By Keith Goble, Land Line state legislative editor
Legislatures around the country continue to act on efforts to provide protections from fees applied for police and fire personnel responding to vehicle accidents.
According to Property Casualty Insurers Association of America, 12 states have acted – two this year alone – to prohibit or restrict municipalities from charging accident-response fees. Alabama, Arizona, Arkansas, Florida, Georgia, Indiana, Louisiana, Missouri, Oklahoma, Pennsylvania, Tennessee and Utah have forbidden the fees.
The Utah law takes effect this month. It will restrict fees that municipalities can charge after accidents.
Local agencies are allowed to continue to charge “at-fault” drivers for towing, debris clean up, or to repair damaged roads. Fees for ambulance services are also not prohibited. However, charging a “flat fee” for showing up at an accident will be forbidden.

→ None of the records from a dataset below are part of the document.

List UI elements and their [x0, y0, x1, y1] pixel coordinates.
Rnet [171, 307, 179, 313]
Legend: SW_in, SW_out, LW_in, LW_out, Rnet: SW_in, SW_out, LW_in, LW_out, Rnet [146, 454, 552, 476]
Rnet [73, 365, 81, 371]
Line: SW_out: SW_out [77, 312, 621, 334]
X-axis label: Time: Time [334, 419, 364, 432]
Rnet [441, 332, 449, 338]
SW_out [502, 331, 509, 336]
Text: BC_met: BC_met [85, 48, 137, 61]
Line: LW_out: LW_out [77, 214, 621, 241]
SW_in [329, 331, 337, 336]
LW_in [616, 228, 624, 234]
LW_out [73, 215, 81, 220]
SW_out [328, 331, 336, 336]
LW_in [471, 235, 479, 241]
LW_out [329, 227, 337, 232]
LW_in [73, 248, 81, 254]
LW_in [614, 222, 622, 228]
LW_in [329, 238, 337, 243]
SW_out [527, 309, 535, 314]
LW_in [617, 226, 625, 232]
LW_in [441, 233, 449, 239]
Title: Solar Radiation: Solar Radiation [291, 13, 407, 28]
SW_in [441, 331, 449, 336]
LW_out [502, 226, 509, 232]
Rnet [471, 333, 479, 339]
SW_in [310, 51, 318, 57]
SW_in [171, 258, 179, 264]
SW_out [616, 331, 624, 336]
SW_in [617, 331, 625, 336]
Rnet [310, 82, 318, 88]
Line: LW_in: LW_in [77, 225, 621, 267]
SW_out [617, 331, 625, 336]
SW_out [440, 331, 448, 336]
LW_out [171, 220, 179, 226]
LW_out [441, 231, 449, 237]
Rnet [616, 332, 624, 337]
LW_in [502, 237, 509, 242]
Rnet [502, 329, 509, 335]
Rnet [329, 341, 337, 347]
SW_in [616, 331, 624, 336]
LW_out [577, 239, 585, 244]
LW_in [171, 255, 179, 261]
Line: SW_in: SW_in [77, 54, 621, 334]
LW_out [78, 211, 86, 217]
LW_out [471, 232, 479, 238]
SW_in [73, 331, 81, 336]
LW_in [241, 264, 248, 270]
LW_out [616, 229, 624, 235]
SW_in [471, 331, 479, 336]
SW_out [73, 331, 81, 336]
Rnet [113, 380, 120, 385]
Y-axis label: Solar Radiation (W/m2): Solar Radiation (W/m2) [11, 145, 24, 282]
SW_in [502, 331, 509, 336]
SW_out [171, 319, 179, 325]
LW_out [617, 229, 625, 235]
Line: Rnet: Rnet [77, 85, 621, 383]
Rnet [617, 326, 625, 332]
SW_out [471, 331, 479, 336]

As of late July, a new Arizona law offers some protection from “crash tax” fees. According to the state, there are no Arizona communities that currently charge for crash-response services.
To make sure that does not change, the law prohibits cities and counties from pursuing fees in the future. However, crash taxes could be applied for property damage, ambulance services, or in rural areas without their own fire or police department.
Rep. John Kavanagh, R-Fountain Hills, said the protection is needed to make sure citizens don’t get a “double charge.” He pointed out that residents and non-residents already pay for the services through sales and property taxes.
Kansas appears poised to join the growing list of states to prohibit the collection of crash taxes. Awaiting the governor’s signature is a bill – HB2119 – to provide protections for anyone involved in a wreck in communities throughout the state.
Incidents involving the cleanup of hazmat and the need for ambulance services would not be prohibited from incurred costs.
More than 50 cities throughout California have crash taxes in place that range from hundreds to thousands of dollars, depending on the incident.
Sen. Tony Strickland, R-Moorpark, said it is unfair to charge people who live in surrounding communities but travel downtown five days a week for work.
“Californians, regardless of the city in which they live, work, or visit, should be awarded certain public safety protections,” Strickland said in a recent statement.
The Senate Public Safety Committee could take up his bill – SB49 – to prohibit local governments in the future from charging a fee or tax to any person, regardless of whether or not they live in the community, for the cost related to emergency responders.
Communities with crash taxes in place would not be affected by the rule.
Also in New York is a bill that would require legislative approval of any first-responder fee.
Currently, there is no state law that prohibits imposing additional fees and taxes on motorists involved in wrecks for emergency response services. New York City Mayor Michael Bloomberg this spring dropped his pursuit of charging fees to drivers needing medical assistance following wrecks.
“We must not attempt to balance the budget on the backs of middle class New Yorkers who have the misfortune to be involved in a vehicular accident,” Sen. Eric Adams, D-Brooklyn, stated.
The bill – S2277 – is in the Senate Transportation Committee.